If the EU continues at its current pace of regulation, inflation and bans and regulations on new technologies (there is no evidence to the contrary), it will face a slow economic death.

Those who do not leave the country will leave the system

Criminalizing drugs never meant that people stopped using drugs. Friends who used to smoke pot and didn’t want to get in trouble with the state moved to the Netherlands or at least to the Czech Republic, where they didn’t face draconian punishments like in Slovakia. If they stayed in Slovakia, they found their trusted dealer and smoked pot anonymously so that nobody would know about it and nothing bad would happen to them. They went underground.

The upcoming nonsensical crypto legislation will have a similar effect. Crypto people who haven’t gone to countries with territorial taxation (Paraguay, Panama, Uruguay) or countries with favorable crypto legislation (Georgia) will go underground.

And not only in Slovakia, but throughout the EU.

The EU is not banning cryptocurrencies, but it is defacto making them unusable.

If the bureaucrat thinks that people will start voluntarily reporting their crypto transactions, revealing their identities through the KYC process, or admitting taxes on their cryptocurrencies, he’s sorely mistaken. I daresay that even though most people are not anarchists, most of them simply won’t do it (ironically GDPR doesn’t protect them in any way in this regard).

They can in fact use the world’s many non-KYC exchanges, or private Signal or Threema groups, where people trade cryptocurrencies freely and without KYC (and government oversight). New opensource peer-to-peer exchange projects (like vexl.it) are currently growing like mushrooms after the rain.

With every regulation, more and more people go underground, to the old “vexl” days when the Bolsheviks forbade people to trade freely. The current Bolshevik, while not forbidding it, is so intrusive with regulations into the privacy of the people themselves that it makes cryptocurrencies significantly less attractive for legal use.

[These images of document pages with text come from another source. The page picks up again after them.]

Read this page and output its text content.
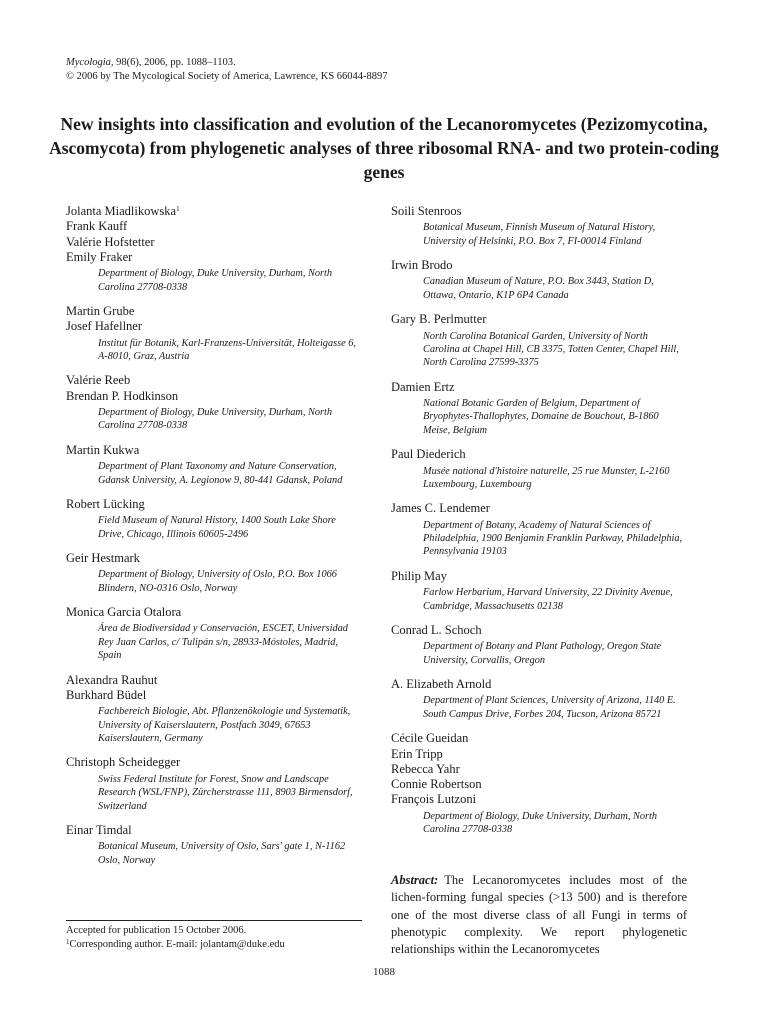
Mycologia, 98(6), 2006, pp. 1088–1103.
© 2006 by The Mycological Society of America, Lawrence, KS 66044-8897
New insights into classification and evolution of the Lecanoromycetes (Pezizomycotina, Ascomycota) from phylogenetic analyses of three ribosomal RNA- and two protein-coding genes
Jolanta Miadlikowska$^1$
Frank Kauff
Valérie Hofstetter
Emily Fraker
Department of Biology, Duke University, Durham, North Carolina 27708-0338
Martin Grube
Josef Hafellner
Institut für Botanik, Karl-Franzens-Universität, Holteigasse 6, A-8010, Graz, Austria
Valérie Reeb
Brendan P. Hodkinson
Department of Biology, Duke University, Durham, North Carolina 27708-0338
Martin Kukwa
Department of Plant Taxonomy and Nature Conservation, Gdansk University, A. Legionow 9, 80-441 Gdansk, Poland
Robert Lücking
Field Museum of Natural History, 1400 South Lake Shore Drive, Chicago, Illinois 60605-2496
Geir Hestmark
Department of Biology, University of Oslo, P.O. Box 1066 Blindern, NO-0316 Oslo, Norway
Monica Garcia Otalora
Área de Biodiversidad y Conservación, ESCET, Universidad Rey Juan Carlos, c/ Tulipán s/n, 28933-Móstoles, Madrid, Spain
Alexandra Rauhut
Burkhard Büdel
Fachbereich Biologie, Abt. Pflanzenökologie und Systematik, University of Kaiserslautern, Postfach 3049, 67653 Kaiserslautern, Germany
Christoph Scheidegger
Swiss Federal Institute for Forest, Snow and Landscape Research (WSL/FNP), Zürcherstrasse 111, 8903 Birmensdorf, Switzerland
Einar Timdal
Botanical Museum, University of Oslo, Sars' gate 1, N-1162 Oslo, Norway
Soili Stenroos
Botanical Museum, Finnish Museum of Natural History, University of Helsinki, P.O. Box 7, FI-00014 Finland
Irwin Brodo
Canadian Museum of Nature, P.O. Box 3443, Station D, Ottawa, Ontario, K1P 6P4 Canada
Gary B. Perlmutter
North Carolina Botanical Garden, University of North Carolina at Chapel Hill, CB 3375, Totten Center, Chapel Hill, North Carolina 27599-3375
Damien Ertz
National Botanic Garden of Belgium, Department of Bryophytes-Thallophytes, Domaine de Bouchout, B-1860 Meise, Belgium
Paul Diederich
Musée national d'histoire naturelle, 25 rue Munster, L-2160 Luxembourg, Luxembourg
James C. Lendemer
Department of Botany, Academy of Natural Sciences of Philadelphia, 1900 Benjamin Franklin Parkway, Philadelphia, Pennsylvania 19103
Philip May
Farlow Herbarium, Harvard University, 22 Divinity Avenue, Cambridge, Massachusetts 02138
Conrad L. Schoch
Department of Botany and Plant Pathology, Oregon State University, Corvallis, Oregon
A. Elizabeth Arnold
Department of Plant Sciences, University of Arizona, 1140 E. South Campus Drive, Forbes 204, Tucson, Arizona 85721
Cécile Gueidan
Erin Tripp
Rebecca Yahr
Connie Robertson
François Lutzoni
Department of Biology, Duke University, Durham, North Carolina 27708-0338

Abstract: The Lecanoromycetes includes most of the lichen-forming fungal species (>13 500) and is therefore one of the most diverse class of all Fungi in terms of phenotypic complexity. We report phylogenetic relationships within the Lecanoromycetes

Accepted for publication 15 October 2006.
$^1$Corresponding author. E-mail: jolantam@duke.edu
1088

Meaningless and pervasive regulations may have the effect of starting an underground insurance business against the state that has not made economic sense until now. I have addressed this issue in the past in my articles The rise of anonymous crypto insurance and Anonymous insurance and prediction markets.

Summary

Laws and regulations in various fields usually come from the most incompetent, who are usually incapable of asserting themselves in the field. Or it may be corporatist pressure from a narrow group of people who are trying to build a business on the regulation or protect an existing business (e.g. “traditional banking”). Or a combination of all these factors.

We really don’t need most regulations and laws – try to find a country in the world where a given regulation or law doesn’t exist, and you will often be surprised to find that nobody there needs it either.

And not only do we not need regulations, but they are also very dangerous – at best they kill the productive time and lives of millions of people. At worse, they create more victimless crimes (which don’t exist in other countries!) and, by consequent criminalisation, put hundreds of thousands of innocent people in society at risk (crypto users will soon be added to the at-risk drug users in the EU).

A large number of crypto users who will not leave the EU, they will just go underground. Where they will continue to trade freely in trusted communities. Just like it happens in any other totalitarian country.